Among the many aspects to be admired now are the Meyrick Collection of medieval armour from Goodrich Castle near Ross-on-Wye, bought by the 3rd Earl Somers in the 1870s and on display in the Inner Hall; the Gothic Drawing Room decorated to the designs of A W N Pugin; the 17th century Flemish tapestries in the Long Library; the baronial proportions of The Great Hall and the decorated ceiling of the grand Dining Room.

James offers a consultancy service for other estate owners who want to put their family homes to commercial use, but admits that in his own case, much was down to luck. We didnt really plan it. We opened the doors and were lucky that due to the internet and liberalisation of the weddings market we got a lot of business from people wanting to get married in an historic house. Luckily they book in advance and dont cancel and its great fun.

Like every business they were hit by the recession, experiencing a drop in visitor numbers, blank weekends and fewer corporate shooting parties. But things have recovered now and are better, James adds optimistically.

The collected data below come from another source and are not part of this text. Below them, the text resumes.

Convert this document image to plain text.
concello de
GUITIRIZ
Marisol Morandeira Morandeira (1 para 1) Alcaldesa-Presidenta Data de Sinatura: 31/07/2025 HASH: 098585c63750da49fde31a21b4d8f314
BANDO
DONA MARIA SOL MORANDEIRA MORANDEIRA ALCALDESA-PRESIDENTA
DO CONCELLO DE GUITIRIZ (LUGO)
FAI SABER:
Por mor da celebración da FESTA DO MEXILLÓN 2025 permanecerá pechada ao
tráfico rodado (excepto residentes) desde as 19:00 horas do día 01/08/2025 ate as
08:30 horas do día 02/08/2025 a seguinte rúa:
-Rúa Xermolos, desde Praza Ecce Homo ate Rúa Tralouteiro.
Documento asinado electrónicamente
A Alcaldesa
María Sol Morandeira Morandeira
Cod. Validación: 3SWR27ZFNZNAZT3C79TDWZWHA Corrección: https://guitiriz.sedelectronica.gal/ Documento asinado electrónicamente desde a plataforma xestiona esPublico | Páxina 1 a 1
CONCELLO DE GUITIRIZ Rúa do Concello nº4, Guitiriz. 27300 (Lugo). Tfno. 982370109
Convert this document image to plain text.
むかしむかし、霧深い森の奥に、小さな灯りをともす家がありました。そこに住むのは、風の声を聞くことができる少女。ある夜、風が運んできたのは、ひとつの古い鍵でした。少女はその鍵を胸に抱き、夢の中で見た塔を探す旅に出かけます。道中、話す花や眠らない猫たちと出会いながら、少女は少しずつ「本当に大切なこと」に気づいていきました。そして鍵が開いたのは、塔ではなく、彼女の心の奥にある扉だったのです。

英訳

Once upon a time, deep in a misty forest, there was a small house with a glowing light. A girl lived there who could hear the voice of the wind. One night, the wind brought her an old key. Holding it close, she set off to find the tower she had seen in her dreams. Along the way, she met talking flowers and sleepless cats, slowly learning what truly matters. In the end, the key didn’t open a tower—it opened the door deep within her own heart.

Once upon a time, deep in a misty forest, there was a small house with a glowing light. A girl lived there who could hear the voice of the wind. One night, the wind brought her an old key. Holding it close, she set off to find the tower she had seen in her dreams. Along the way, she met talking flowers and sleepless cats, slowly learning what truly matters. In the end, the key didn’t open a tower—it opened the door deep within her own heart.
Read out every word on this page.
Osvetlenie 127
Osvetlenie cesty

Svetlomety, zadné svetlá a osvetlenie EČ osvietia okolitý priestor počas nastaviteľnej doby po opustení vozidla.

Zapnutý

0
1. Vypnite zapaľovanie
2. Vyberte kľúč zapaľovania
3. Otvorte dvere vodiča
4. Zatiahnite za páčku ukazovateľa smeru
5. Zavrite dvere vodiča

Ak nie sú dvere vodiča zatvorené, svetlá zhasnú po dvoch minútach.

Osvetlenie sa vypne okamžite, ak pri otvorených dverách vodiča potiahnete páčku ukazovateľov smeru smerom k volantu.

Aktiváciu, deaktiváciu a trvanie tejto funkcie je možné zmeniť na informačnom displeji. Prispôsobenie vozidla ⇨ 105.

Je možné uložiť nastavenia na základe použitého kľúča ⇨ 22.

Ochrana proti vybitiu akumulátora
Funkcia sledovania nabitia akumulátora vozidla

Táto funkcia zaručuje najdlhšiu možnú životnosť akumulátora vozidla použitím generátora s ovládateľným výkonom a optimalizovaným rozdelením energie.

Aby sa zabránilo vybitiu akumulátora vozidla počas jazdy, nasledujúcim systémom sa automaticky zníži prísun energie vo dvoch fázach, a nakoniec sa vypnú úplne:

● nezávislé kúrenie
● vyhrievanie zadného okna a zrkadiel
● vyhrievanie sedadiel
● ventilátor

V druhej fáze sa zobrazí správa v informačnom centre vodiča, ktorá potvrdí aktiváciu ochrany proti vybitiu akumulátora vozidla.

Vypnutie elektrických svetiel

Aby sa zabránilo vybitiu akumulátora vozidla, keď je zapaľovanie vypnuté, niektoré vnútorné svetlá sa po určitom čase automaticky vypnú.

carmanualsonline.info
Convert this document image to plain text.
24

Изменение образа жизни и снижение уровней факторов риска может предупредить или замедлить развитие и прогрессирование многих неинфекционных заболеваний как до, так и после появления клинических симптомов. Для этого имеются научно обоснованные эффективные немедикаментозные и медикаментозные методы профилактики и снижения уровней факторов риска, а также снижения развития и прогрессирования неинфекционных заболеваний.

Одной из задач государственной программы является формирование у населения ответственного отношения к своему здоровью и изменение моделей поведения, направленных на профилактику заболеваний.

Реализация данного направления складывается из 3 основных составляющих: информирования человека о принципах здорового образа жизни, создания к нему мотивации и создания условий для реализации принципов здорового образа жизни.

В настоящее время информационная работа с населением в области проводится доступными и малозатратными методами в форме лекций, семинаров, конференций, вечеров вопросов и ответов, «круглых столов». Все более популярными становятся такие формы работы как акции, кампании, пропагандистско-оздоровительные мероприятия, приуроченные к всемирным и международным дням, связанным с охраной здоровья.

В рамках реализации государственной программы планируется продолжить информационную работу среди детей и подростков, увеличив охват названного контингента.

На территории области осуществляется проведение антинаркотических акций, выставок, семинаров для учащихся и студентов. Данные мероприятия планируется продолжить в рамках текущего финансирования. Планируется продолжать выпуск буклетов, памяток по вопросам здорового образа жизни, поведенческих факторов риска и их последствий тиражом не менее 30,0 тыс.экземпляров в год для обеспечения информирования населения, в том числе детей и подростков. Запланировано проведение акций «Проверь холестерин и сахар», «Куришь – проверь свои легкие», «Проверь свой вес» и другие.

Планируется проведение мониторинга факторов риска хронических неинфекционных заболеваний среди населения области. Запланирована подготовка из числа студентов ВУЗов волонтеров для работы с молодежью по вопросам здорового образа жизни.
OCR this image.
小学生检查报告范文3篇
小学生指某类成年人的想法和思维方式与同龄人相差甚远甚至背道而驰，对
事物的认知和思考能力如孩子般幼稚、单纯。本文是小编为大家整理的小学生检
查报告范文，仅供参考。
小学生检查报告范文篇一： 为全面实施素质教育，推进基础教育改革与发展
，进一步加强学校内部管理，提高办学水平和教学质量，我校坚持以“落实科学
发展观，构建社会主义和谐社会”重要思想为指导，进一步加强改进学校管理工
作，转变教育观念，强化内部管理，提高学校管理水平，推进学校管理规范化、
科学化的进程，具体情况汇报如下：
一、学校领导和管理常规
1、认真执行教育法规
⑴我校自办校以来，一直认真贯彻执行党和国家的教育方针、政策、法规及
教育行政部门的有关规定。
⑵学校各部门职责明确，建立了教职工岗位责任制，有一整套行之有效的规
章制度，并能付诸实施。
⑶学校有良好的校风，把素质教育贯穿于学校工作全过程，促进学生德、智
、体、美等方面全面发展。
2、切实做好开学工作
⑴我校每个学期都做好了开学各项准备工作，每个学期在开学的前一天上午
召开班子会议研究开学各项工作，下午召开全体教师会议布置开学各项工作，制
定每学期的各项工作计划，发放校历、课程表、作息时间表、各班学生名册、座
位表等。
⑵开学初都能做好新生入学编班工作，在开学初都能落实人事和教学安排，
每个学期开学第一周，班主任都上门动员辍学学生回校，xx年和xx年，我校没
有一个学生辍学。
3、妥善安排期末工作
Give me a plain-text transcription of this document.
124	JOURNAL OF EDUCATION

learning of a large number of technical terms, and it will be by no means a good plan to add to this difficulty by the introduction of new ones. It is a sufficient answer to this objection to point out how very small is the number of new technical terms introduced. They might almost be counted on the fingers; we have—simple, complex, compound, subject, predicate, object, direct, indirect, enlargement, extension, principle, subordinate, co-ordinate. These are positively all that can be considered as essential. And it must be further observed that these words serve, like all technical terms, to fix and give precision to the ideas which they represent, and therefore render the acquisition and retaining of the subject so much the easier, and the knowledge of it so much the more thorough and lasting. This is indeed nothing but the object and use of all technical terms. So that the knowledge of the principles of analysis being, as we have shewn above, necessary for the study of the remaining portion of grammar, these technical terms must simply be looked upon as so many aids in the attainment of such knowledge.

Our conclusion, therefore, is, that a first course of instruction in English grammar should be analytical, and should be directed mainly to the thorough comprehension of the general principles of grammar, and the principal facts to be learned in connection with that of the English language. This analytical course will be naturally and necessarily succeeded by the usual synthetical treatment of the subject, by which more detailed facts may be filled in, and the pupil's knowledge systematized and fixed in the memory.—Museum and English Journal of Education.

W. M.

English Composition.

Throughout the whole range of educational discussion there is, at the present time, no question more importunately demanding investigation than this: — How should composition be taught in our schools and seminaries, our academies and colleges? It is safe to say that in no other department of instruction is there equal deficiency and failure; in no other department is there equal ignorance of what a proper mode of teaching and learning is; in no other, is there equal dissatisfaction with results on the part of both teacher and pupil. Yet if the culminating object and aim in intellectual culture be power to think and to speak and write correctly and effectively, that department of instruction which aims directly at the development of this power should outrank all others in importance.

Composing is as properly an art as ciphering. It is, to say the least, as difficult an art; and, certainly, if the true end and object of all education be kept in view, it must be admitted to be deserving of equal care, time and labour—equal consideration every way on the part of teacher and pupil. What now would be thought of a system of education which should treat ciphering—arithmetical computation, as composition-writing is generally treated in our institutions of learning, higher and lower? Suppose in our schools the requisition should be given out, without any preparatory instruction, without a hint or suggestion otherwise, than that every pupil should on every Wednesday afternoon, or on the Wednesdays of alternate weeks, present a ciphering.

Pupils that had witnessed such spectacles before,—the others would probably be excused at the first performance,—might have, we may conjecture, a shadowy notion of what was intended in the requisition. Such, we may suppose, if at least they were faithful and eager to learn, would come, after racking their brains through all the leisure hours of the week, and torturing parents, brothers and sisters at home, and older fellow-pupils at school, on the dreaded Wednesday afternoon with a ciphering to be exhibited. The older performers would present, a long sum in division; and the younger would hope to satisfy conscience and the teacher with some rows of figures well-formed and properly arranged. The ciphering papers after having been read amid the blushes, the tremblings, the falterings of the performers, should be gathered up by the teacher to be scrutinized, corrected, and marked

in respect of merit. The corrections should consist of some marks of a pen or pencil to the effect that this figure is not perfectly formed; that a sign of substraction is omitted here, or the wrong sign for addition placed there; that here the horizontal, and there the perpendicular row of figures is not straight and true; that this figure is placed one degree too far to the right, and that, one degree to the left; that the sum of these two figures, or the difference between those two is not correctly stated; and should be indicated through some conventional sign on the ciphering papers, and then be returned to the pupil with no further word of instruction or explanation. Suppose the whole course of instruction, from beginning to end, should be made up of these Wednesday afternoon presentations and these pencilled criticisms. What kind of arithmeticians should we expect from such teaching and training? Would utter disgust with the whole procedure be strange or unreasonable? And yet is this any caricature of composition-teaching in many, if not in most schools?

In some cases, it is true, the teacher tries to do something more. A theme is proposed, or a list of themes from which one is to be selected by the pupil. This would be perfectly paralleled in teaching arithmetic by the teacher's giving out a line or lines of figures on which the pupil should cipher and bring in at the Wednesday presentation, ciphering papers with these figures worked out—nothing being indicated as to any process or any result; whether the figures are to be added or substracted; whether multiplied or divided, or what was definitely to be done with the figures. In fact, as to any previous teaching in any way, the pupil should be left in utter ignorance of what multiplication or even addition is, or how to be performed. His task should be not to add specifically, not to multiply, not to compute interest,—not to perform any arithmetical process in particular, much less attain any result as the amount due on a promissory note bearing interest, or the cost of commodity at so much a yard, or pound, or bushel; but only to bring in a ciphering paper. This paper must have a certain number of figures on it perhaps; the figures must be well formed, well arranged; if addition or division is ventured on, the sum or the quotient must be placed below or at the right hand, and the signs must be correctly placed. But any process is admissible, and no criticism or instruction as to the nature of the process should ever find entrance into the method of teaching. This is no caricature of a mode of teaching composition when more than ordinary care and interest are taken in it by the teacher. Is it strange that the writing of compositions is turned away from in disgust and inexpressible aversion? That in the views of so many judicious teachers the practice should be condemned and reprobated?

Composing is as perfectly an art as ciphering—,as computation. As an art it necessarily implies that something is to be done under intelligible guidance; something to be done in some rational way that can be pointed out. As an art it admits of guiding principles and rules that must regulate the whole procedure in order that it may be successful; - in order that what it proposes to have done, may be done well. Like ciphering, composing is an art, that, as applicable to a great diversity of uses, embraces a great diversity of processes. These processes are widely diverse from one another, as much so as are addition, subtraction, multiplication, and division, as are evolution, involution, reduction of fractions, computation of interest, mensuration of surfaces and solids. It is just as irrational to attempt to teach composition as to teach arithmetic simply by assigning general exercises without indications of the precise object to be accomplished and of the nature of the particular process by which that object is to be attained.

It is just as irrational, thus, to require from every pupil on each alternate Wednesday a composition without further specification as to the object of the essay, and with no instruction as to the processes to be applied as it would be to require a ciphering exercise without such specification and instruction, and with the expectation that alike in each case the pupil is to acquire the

So how does he find sharing his home with members of the public and a spectrum of commercial operations?The children, of whatever age, seem to like having a big house and space. I think wives, on the whole, sometimes dont like having people around the place, James notes with a wry smile. He and his second wife Lucy, and their two young daughters divide their time between Eastnor and London, where Lucy runs an interior design business. We can live quite separately and entertain friends to lunch while a wedding is going on in the house. Weve tried to keep it flexible so it is a house as well as a business and we can easily switch. I like that people who come here seem to enjoy it, and like seeing the fire lit and our cat walking about the place and our family pictures dotted about. Heritage is incredibly important if we want tourism and most visitors to this county include a visit to a historic property, so its an important part of the tourism package.


James Hervey-Bathurst
Herefordshire Ambassador

What do you think Herefordshire needs to survive and prosper in 2011?
Eastnor Village is a wonderful example of getting people to work in the countryside with the benefit of modern communications. We have Land Rover workshops; a blacksmith who does work for architects all over England; Roger Oates floors and fabrics; D3 Active who use Eastnor for team-building activities; a wine merchant; potter and Vincent Wildlife Trust, so there is reasonable diversity. We are lucky in this part of the county to have easy access to the motorway and have good communications and those things need to be done elsewhere.
The access for West Herefordshire is improving but needs better networks and an improved rail service.

What needs to be done to promote tourism in the county?
If you count up throughout the year, we probably get 100,000 visitors here, not all to see the castle but for the festivals and camping and other events and I think the important thing for Herefordshire is that we have various pockets of attractions and destinations. One of the things Im keen to do as a Herefordshire Ambassador is ensure a joined-up approach to the Malvern Hills AONB between Worcestershire and Herefordshire, so people dont visit and get no further than Malvern. The Wye Valley AONB has its own map, which carries through all of the counties and we need something like that for the Malvern Hills area.
I think there are things people havent learnt to appreciate as much, such as the rural tranquillity, landscape and historic buildings, so what the county needs is to package better the things we have got.
I think the churches in Herefordshire are fantastic, for example. The Monuments Fund is helping with the restoration of Shobdon church and it is a fantastic place. You could go on a trail of a wonderful variety of interesting churches and while youre on the trail youd then spend time in wonderful pubs and villages, so would see the quality and diversity in architecture and offerings of the county.